Pick a spot to sit for 15 minutes quietly. Observe your surroundings with all of your senses.

Set up each journal page by writing down the date, season, time, or weather. Write notes on animal activity. Listen quietly for two minutes, and write down three sounds that you hear. Choose a flower, plant or leaf to draw.

Do three “quick start” pencil drawings, capturing the shape of the plant. Don’t spend much time on any of the three quick starts — maybe two minutes each. When you’re finished, choose the one you like best, and continue with your drawing, adding watercolor paint. (Hint: It probably won’t be the first drawing.)

Quick starts help you develop skills of observation and drawing. And you won’t get stuck spending time on a drawing that was a weak start to begin with.

A final sit-spot drawing

Write a one-paragraph story to go along with your drawing. For example, if you chose to draw a flower, write a story from the perspective of an insect visiting the flower.

Observe the spot once a week for several weeks. Record the changes you observe in your spot.

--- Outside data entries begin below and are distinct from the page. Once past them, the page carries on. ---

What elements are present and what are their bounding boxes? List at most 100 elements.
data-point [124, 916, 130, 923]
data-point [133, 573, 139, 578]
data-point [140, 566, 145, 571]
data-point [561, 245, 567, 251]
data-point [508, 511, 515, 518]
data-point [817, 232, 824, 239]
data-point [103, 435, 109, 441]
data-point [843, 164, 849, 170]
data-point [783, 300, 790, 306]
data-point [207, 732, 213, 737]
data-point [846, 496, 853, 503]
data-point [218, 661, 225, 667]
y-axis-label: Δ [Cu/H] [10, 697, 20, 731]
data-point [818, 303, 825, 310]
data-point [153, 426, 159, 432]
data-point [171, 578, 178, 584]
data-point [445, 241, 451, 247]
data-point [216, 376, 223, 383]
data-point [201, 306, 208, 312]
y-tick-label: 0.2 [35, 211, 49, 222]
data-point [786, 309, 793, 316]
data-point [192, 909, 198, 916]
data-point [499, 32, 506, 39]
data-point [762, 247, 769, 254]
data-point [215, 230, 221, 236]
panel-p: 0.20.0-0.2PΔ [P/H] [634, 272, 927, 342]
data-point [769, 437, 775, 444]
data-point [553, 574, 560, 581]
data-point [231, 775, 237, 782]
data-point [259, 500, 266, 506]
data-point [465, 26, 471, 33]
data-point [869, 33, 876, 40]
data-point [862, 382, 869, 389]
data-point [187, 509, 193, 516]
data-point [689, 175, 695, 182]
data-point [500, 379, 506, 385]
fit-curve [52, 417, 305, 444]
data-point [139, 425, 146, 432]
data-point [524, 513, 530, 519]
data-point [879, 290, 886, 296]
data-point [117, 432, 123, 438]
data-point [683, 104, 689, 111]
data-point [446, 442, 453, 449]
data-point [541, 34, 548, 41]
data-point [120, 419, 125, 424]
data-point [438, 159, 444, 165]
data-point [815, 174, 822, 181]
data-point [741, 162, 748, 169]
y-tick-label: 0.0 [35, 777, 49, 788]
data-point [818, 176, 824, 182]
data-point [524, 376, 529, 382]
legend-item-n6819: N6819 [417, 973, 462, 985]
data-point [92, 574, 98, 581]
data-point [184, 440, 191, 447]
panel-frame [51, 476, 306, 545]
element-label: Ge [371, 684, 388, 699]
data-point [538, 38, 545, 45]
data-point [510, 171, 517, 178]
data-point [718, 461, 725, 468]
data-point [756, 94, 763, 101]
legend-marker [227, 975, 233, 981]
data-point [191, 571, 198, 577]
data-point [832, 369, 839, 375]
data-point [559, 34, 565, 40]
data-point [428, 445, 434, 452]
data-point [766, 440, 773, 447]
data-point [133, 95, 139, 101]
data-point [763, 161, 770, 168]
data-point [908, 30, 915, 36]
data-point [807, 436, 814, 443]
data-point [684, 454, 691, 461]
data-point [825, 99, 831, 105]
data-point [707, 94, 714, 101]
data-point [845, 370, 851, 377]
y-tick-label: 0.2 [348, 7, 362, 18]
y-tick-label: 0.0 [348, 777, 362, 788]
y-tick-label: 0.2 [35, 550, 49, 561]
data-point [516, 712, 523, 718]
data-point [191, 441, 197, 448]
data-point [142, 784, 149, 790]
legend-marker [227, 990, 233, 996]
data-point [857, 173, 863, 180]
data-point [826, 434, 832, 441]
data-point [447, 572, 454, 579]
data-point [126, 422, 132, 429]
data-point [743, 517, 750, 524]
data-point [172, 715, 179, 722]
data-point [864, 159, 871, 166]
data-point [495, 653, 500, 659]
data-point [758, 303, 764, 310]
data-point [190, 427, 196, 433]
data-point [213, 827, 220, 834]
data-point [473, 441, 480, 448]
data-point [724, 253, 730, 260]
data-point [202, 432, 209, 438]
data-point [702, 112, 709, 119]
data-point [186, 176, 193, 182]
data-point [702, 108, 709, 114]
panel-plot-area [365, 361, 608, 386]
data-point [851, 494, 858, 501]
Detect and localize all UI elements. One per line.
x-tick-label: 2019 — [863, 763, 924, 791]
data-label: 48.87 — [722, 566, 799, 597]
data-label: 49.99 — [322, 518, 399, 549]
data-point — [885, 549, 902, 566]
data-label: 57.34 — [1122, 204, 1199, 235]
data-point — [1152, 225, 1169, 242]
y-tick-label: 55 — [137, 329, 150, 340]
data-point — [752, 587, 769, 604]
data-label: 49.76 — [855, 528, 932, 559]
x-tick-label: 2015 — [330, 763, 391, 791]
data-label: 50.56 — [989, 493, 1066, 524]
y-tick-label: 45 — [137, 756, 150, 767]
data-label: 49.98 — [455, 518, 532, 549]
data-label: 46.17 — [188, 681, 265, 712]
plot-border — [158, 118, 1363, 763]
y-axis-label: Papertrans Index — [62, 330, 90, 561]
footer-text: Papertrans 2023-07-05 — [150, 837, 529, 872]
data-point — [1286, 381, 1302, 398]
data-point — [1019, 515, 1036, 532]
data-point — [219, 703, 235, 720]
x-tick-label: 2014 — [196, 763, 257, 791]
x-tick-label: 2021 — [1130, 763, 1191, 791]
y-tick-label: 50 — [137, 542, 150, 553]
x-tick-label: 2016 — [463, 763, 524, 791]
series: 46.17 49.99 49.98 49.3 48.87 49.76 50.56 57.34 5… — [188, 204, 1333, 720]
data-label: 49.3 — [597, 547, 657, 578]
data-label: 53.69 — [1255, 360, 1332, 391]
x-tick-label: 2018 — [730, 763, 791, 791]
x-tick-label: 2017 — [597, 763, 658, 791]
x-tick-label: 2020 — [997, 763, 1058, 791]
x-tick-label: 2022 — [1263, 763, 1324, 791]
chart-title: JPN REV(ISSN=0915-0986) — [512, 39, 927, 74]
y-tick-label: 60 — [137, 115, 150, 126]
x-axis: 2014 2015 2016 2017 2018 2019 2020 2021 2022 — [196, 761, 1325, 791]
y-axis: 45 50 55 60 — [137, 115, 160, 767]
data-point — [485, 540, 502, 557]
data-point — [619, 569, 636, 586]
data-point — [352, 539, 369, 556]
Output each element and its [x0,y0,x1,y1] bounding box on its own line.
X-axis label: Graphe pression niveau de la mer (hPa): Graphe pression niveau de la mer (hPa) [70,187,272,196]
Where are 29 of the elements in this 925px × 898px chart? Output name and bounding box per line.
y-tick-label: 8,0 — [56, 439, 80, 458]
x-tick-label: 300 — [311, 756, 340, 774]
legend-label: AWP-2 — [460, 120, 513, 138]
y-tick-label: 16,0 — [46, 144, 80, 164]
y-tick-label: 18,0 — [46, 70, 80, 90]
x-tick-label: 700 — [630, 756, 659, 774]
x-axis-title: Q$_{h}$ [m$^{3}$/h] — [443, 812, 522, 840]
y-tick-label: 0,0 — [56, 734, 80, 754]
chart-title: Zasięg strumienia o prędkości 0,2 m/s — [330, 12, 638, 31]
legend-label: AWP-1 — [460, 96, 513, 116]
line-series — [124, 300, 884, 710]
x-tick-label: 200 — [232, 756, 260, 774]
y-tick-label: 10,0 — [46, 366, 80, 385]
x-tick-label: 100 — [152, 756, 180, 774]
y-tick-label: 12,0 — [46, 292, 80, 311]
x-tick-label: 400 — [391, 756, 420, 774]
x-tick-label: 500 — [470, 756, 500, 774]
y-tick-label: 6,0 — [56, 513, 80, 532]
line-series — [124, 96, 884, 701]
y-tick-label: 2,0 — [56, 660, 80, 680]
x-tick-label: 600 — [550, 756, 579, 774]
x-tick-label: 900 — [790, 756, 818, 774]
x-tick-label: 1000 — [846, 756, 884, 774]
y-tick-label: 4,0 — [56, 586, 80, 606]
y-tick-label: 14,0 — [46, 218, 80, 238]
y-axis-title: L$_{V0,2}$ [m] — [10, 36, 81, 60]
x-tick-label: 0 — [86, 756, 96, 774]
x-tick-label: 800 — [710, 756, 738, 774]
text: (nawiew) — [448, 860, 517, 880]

Other Sit Spot lesson ideas:

Compare Leaves. Find two or three leaves that have different shapes. Draw the leaves. First draw the midrib, then the veins, then draw the edges and add any notes. Compare then. How are the veins arranged? Is the leaf smooth on both sides, or is one side fuzzy?

Does Drawing Help You Remember? Collect a bunch of leaves. Let everyone pick a leaf to diagram. All the leaves go into a bag while everyone closes their journals so they can’t see the leaf diagrams. Now, set all the leaves on the table and ask everyone to find their leaves from memory.

Eye Level Observations. Draw three things at eye level — up close, nearby, and far off.

Rub It In. Make pencil rubbings of leaves.